Searching and replacing the icon bitmap codes with the function key text
didn't take more than an hour and the Help looks better for it. I then
created a topic (for icon users) that displays large icons of all of the
buttons followed by the button name and a function description. Maybe you
can't do this or don't want to, but I just thought I'd mention it. Good
luck, Laurel
Geoffrey Hart <Geoff-h -at- mtl -dot- feric -dot- ca> on 04/13/99 09:14:00 AM
Please respond to Geoff-h -at- mtl -dot- feric -dot- ca
To: TECHWR-L -at- LISTSERV -dot- OKSTATE -dot- EDU
cc: (bcc: Laurel Y Nelson)
Subject: Including icons in online help?
I'll soon be updating an old help file to conform with the new
shipping version of the software. In the old help, I included images
of the on-screen buttons directly in procedural steps, on the
rationale that "Click [*]" is much more user-friendly than "Click the
button that looks like a squashed bug, a five-legged octopus, or
something like that... anyway, it's at the top left of the screen and
you'll find it if you look long enough". (Note: The icons will appear
as part of a series of steps, rather than as a full-screen
"orientation" screenshot that shows where all the icons are.) The
problem: the icon size almost never corresponds with the text size,
so the line spacing gets weird (or at least inconsistent) in the parts
of the text that contain the icons as inline graphics. It's not a fatal
problem, but it's not very aesthetic either, and it probably adversely
affects readability.
Here are the alternatives I've come up with:
1. Place the icons to the left of the text, label them (e.g., [*]

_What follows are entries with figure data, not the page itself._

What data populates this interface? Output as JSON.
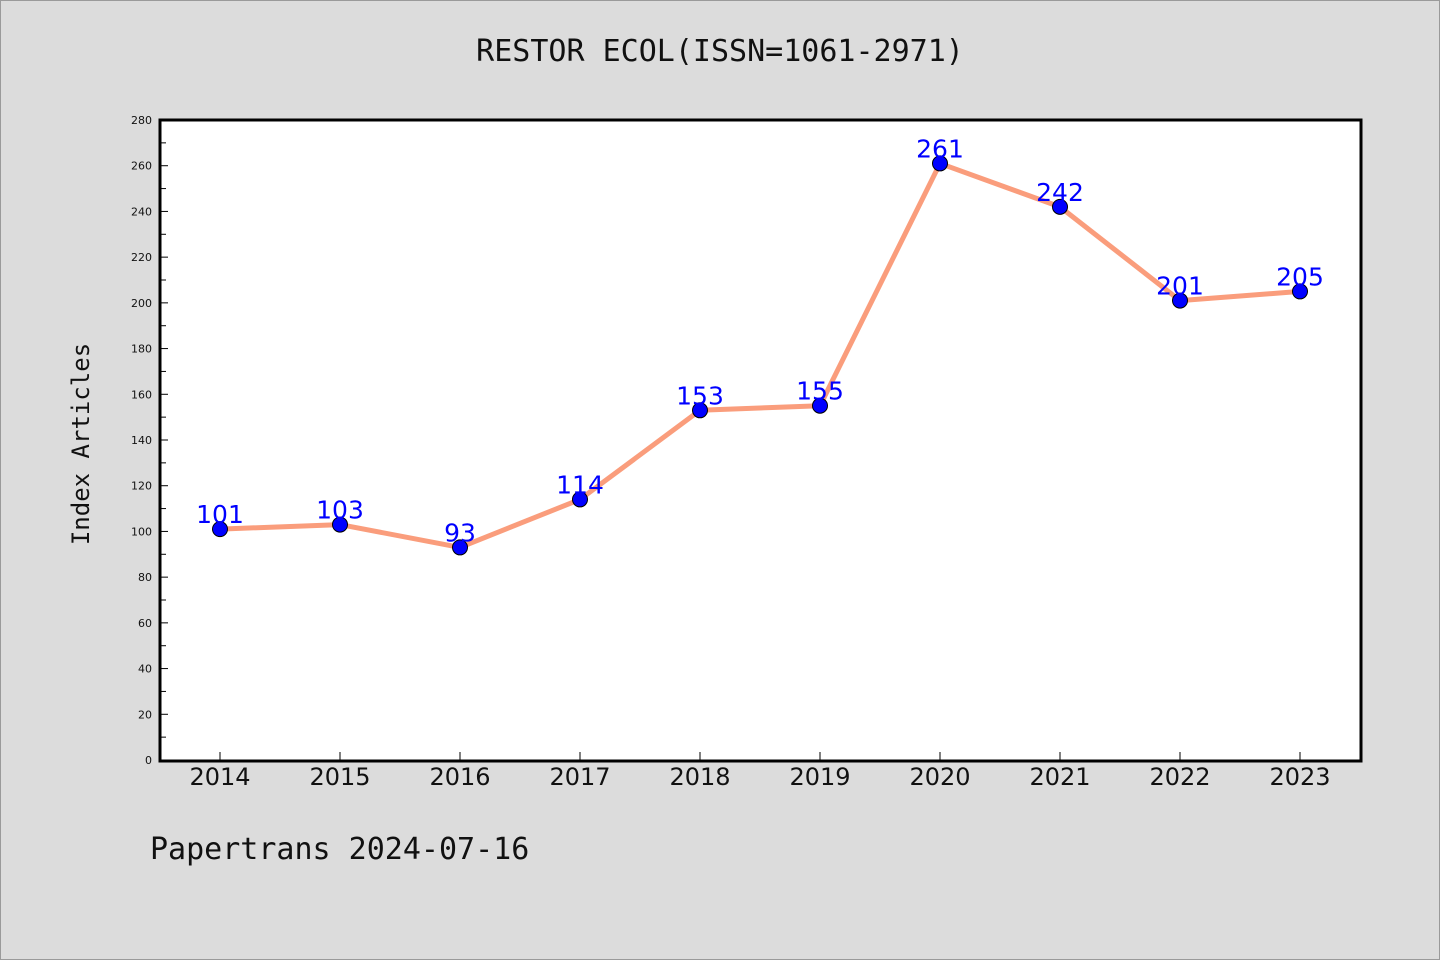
{
  "chart_data": {
    "type": "line",
    "title": "RESTOR ECOL(ISSN=1061-2971)",
    "ylabel": "Index Articles",
    "xlabel": "",
    "categories": [
      "2014",
      "2015",
      "2016",
      "2017",
      "2018",
      "2019",
      "2020",
      "2021",
      "2022",
      "2023"
    ],
    "series": [
      {
        "values": [
          101,
          103,
          93,
          114,
          153,
          155,
          261,
          242,
          201,
          205
        ]
      }
    ],
    "ylim": [
      0,
      280
    ],
    "ytick_step": 20,
    "grid": false,
    "line_color": "#fa9d7c",
    "marker_color": "#0000ff",
    "label_color": "#0000ff"
  },
  "footer": {
    "note": "Papertrans 2024-07-16"
  }
}
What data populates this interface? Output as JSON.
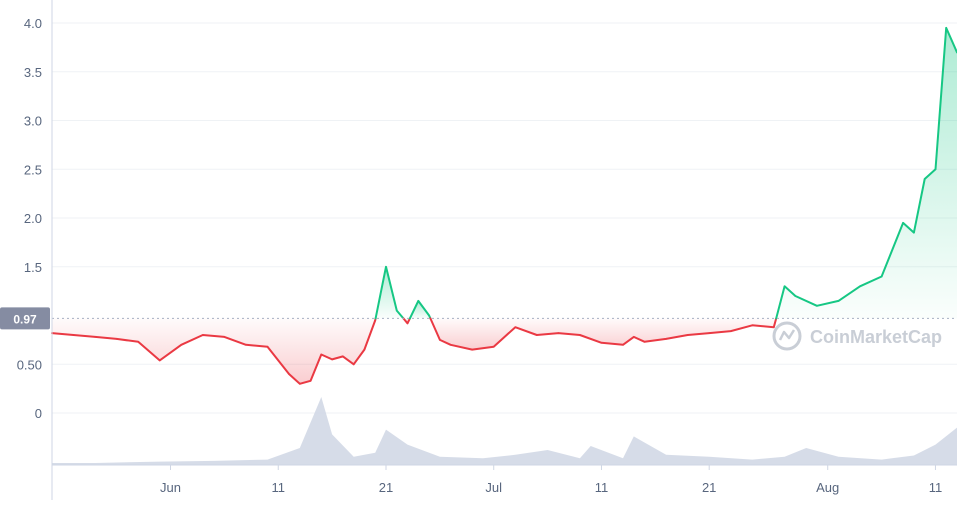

Octopus button), and say "click the Octopus button" in the text.
That works, but it requires two cognitive steps (first, memorize the
button name and image, then keep this information in mind as you
read the text).
2. Repeat the image of the entire toolbar (or dialog box, or whatever
it is that contains the button icon) beside the step that refers to it
and highlight that button somehow (e.g., with an arrow, with a
callout circle). That takes up an awful lot of screen display, and
doesn't circumvent the problem of having to name "the Octopus
button"; thus, it's really no more effective than alternative 1.
3. Embed icons directly in the text, and accept the funky spacing.
Has anyone come up with a good way to do this without mucking
up the spacing?
Is there a fourth solution that I've simply missed?